Controlling divinations are up to the DM and should be done by his own taste. Some DMs simply allow most of the divinations work as players desire. Other DMs try to make them almost useless. Most of the DMs are between those two I guess.
 

Once I get to the dungeon's level, I map it out by placing the sensor at five-foot increments in a given direction, and noting what I see on some parchment I purchased for the purpose.
I then take a five-foot offset, and run down that row again.
I then take another foot-foot offset....

At any given time, I'm specifying the location in an obvious manner - X feet north (or south), Y feet east (or West) of my current position.

With five-foot "grid positions", a 400-foot by 400-foot dungeon (assuming a reasonably level floor, but we can account for 3d if we like) takes 6,400 invocations of the item to map out (fully). If it takes a standard action to note nearby walls on my map, then that takes me 12,800 rounds - at ten minutes per round, that's 1,280 minutes, or 21 hours and 20 minutes. One day's, and I have an enormous area covered. If I judge that 10-foot increments are sufficient, that drops to five hours and 20 minutes. If I judge that 20-foot increments are sufficient (in natural blackness with no darkvision, I do get a ten-foot radius, after all), that drops to 1 hour, 20 minutes.

Generally, though, I won't really need to know more than one or two rooms in advance.

You know I don't think this would work.
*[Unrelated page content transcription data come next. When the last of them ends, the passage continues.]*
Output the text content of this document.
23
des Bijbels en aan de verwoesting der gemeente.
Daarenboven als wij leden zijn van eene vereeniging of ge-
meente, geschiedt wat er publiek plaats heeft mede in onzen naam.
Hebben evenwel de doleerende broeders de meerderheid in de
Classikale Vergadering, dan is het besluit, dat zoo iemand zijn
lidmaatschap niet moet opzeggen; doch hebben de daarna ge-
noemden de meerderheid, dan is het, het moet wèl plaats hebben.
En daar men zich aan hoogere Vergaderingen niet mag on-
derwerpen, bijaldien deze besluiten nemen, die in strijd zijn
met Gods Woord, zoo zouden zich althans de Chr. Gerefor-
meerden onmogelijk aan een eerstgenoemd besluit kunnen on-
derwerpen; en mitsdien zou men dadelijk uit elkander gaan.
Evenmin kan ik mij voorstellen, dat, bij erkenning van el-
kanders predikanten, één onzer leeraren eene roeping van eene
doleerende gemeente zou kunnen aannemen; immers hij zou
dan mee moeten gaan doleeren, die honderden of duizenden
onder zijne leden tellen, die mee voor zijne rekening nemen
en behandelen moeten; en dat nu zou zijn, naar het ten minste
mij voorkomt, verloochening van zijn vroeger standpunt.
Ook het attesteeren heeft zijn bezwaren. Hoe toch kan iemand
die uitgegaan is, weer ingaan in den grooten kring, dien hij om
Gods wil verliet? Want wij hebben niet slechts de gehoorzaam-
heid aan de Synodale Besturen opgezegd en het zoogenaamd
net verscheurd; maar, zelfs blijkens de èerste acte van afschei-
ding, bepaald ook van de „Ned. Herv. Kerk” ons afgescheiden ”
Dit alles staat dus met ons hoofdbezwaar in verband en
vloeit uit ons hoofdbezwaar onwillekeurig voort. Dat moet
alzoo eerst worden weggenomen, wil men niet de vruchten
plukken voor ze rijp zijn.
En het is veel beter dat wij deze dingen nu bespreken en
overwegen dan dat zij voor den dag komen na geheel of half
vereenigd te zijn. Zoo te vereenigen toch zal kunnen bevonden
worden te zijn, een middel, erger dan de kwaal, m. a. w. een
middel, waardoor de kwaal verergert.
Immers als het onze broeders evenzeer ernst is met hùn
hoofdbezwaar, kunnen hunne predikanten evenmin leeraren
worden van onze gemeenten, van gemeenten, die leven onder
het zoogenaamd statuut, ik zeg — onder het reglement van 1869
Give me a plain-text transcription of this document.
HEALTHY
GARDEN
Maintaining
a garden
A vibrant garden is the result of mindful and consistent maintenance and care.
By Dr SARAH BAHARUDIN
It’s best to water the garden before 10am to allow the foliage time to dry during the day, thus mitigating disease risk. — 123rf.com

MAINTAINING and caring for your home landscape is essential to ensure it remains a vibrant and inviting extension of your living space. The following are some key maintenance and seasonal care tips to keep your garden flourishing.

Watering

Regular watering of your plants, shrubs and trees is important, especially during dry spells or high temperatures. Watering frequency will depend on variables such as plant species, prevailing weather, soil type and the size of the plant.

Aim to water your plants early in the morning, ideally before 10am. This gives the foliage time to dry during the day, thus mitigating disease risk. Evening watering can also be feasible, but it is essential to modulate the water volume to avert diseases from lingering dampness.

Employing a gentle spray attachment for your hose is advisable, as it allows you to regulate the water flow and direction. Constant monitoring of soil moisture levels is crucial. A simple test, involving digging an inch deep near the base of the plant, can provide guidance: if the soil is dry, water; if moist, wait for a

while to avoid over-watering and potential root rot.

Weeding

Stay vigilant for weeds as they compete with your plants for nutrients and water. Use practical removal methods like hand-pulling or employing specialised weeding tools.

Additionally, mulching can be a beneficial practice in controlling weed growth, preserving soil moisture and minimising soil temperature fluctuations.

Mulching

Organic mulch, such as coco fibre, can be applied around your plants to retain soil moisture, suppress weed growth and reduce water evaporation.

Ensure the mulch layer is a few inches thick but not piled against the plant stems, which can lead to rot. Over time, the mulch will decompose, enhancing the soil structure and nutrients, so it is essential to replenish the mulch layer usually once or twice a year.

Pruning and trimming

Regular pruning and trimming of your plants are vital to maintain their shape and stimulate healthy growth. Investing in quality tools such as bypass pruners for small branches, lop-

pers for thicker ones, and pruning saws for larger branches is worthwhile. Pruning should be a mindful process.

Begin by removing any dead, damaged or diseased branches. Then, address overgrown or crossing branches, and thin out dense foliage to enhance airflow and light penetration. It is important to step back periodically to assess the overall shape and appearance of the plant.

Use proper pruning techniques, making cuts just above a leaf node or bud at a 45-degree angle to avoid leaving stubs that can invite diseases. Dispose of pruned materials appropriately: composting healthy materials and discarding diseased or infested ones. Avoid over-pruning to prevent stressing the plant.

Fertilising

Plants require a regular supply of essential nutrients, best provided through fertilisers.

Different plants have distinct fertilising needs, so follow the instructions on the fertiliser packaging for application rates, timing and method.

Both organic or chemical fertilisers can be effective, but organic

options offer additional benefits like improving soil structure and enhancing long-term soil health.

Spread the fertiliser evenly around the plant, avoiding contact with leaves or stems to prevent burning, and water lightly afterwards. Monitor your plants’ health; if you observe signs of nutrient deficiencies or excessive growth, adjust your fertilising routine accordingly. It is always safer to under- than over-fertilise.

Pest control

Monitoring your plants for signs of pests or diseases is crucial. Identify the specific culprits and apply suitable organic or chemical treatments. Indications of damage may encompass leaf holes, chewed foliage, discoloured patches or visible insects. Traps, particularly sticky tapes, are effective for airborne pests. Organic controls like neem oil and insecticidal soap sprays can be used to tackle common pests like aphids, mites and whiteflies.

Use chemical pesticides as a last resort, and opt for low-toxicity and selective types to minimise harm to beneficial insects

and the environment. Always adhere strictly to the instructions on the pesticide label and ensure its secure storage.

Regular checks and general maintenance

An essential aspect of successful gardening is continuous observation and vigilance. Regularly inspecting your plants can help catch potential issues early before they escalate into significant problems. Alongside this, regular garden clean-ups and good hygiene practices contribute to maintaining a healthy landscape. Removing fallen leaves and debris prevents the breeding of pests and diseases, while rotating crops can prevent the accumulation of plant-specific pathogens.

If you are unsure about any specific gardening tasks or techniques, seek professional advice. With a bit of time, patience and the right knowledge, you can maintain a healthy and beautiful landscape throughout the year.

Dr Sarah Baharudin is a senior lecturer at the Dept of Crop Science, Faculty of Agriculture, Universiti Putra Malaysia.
I've always assumed that the implication of needing to be familiar with the area you are viewing is a representation of the fantasy trope for scrying and teleportation that you need to hold an image of the location in your mind in order to project to that point.
 

You know I don't think this would work. I've always assumed that the implication of needing to be familiar with the area you are viewing is a representation of the fantasy trope for scrying and teleportation that you need to hold an image of the location in your mind in order to project to that point.
How, then, do you handle the explicitly permitted things the ability permits, like looking on the other side of the door?